The second of the three core lifestyles, the feeling of Past Perfect can be a bit more nostalgic, reminiscent of sweetheart romance and vintage chic. The prints and wovens speak to a less hectic time in our lives… a causal, easy feel. Florals have a tendency to be slightly faded and distressed. Wovens show lots of surface interest and are time-worn. The colors are sun kissed and leans towards a softer, paler palette. The feeling conveyed is comfort, like wearing a favorite old sweater. 

Town and Country

Third of the core lifestyles, Town and Country conveys opulence and stature. Regal embroideries, soft silks, and lush velvets tell the story. The palette is deep, rich, and saturated jewel tones; gold, silver and metallic also play into the color theme. The look is definitely decadent and luxe. Think damask, traditional paisley and jacobean design, pure thoroughbred.

Cultural Rhythms

The look of Cultural Rhythms stems from an ethnic influence. The designs are inspired by all regions of our world, a true global story. Hand-blocked motifs, tropical notes, Asian influences, and animal skins all merge in this lifestyle. The palette bends toward spicy, chili pepper reds and curry yellows with rich indigo blues punctuating the color story. 

Modern Essentials

Waverly takes a new direction with Modern Essentials, a unique variety of classic motifs designed in 21st century style. The color palette ranges from saturated, bright jewel tones to crisp, warm fruit punch colors to fresh, bold aquatic hues. The designs are bold and bright, consisting of straight lines; bold, dramatic geometrics; and fun, statement florals. Each execution works within the collection as a focal point as well as a companion print.

Simplicity

Simplicity is the lifestyle that conjures up thoughts of tranquility – our Zen lifestyle. The feeling is natural and serene. Light and airy designs feature single leaves, branches and nature-inspired motifs. A variety of woven textures create a soft hand to the fabrics; think cotton, linen, and slubby base cloths. The palette is ethereal: neutrals and off white, accented by a whisper  of blue or a pale grass green. 

Why Waverly endures

Even as the Waverly people were sharing so much of their internal processes for coming up with new designs, we kept checking that we weren’t divulging their trade secrets here on Sew4Home. 
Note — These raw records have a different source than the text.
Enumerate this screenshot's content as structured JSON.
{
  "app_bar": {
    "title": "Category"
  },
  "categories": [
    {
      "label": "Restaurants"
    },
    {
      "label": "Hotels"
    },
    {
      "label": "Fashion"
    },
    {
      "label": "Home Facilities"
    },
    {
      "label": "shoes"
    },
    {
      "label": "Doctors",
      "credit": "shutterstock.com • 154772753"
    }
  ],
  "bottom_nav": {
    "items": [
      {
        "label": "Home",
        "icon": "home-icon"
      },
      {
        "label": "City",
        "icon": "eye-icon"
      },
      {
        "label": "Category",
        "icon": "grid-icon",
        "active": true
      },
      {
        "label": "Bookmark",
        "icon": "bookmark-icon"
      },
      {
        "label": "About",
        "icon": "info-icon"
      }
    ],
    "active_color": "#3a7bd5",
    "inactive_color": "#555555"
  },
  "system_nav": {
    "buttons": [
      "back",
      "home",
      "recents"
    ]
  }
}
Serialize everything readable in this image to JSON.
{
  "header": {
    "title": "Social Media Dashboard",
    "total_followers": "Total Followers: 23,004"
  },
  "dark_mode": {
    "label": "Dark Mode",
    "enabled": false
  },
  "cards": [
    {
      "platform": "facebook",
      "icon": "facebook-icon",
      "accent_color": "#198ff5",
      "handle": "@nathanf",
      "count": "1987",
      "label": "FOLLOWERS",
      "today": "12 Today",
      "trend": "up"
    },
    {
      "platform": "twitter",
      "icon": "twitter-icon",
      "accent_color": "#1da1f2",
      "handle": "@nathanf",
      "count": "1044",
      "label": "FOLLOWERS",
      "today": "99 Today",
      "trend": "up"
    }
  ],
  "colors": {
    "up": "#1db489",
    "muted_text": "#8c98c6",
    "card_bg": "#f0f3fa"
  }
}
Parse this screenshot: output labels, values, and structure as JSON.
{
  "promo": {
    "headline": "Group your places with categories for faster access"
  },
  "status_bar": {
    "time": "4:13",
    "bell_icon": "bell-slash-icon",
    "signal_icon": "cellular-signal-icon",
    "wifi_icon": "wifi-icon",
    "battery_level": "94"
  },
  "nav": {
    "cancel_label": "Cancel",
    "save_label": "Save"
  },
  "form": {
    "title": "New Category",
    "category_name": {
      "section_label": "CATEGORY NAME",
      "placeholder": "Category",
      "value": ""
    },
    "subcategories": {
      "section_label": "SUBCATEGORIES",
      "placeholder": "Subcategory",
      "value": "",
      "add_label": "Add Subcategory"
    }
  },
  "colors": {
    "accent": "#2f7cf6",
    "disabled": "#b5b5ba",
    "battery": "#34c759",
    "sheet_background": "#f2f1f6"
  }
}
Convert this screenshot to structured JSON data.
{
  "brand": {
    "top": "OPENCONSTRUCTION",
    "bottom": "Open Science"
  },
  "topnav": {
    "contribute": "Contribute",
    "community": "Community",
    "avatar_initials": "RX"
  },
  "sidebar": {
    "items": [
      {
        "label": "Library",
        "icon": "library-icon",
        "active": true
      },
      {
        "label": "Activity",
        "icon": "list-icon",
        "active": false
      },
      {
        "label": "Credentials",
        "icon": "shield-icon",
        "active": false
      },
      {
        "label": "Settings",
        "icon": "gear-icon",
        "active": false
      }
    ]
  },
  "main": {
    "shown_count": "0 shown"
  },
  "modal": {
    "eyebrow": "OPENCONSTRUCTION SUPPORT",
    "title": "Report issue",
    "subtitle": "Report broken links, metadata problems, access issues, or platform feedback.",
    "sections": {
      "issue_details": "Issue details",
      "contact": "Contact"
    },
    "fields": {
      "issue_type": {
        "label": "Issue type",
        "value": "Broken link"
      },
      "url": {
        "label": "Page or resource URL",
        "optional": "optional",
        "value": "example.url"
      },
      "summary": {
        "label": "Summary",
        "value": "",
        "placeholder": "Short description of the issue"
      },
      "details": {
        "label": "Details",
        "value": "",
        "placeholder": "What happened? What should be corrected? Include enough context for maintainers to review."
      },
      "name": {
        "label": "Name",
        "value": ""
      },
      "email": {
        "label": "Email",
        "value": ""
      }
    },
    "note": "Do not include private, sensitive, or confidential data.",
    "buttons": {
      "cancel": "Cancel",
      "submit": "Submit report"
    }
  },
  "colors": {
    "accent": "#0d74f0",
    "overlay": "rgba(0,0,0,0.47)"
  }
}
Wavery Creative Director, Anthony Noberini assured us there’s nothing magic about their process. It’s their creative people who make Waverly what it is.

“Great designers have an innate sense of what’s coming to the forefront,” he says. “They know what’s going to be the next big thing.”

The Waverly team has been able to combine a thorough knowledge of their heritage with a great sense of what’s new and fresh. And that’s why so many of us will be enjoying their fabrics for years to come.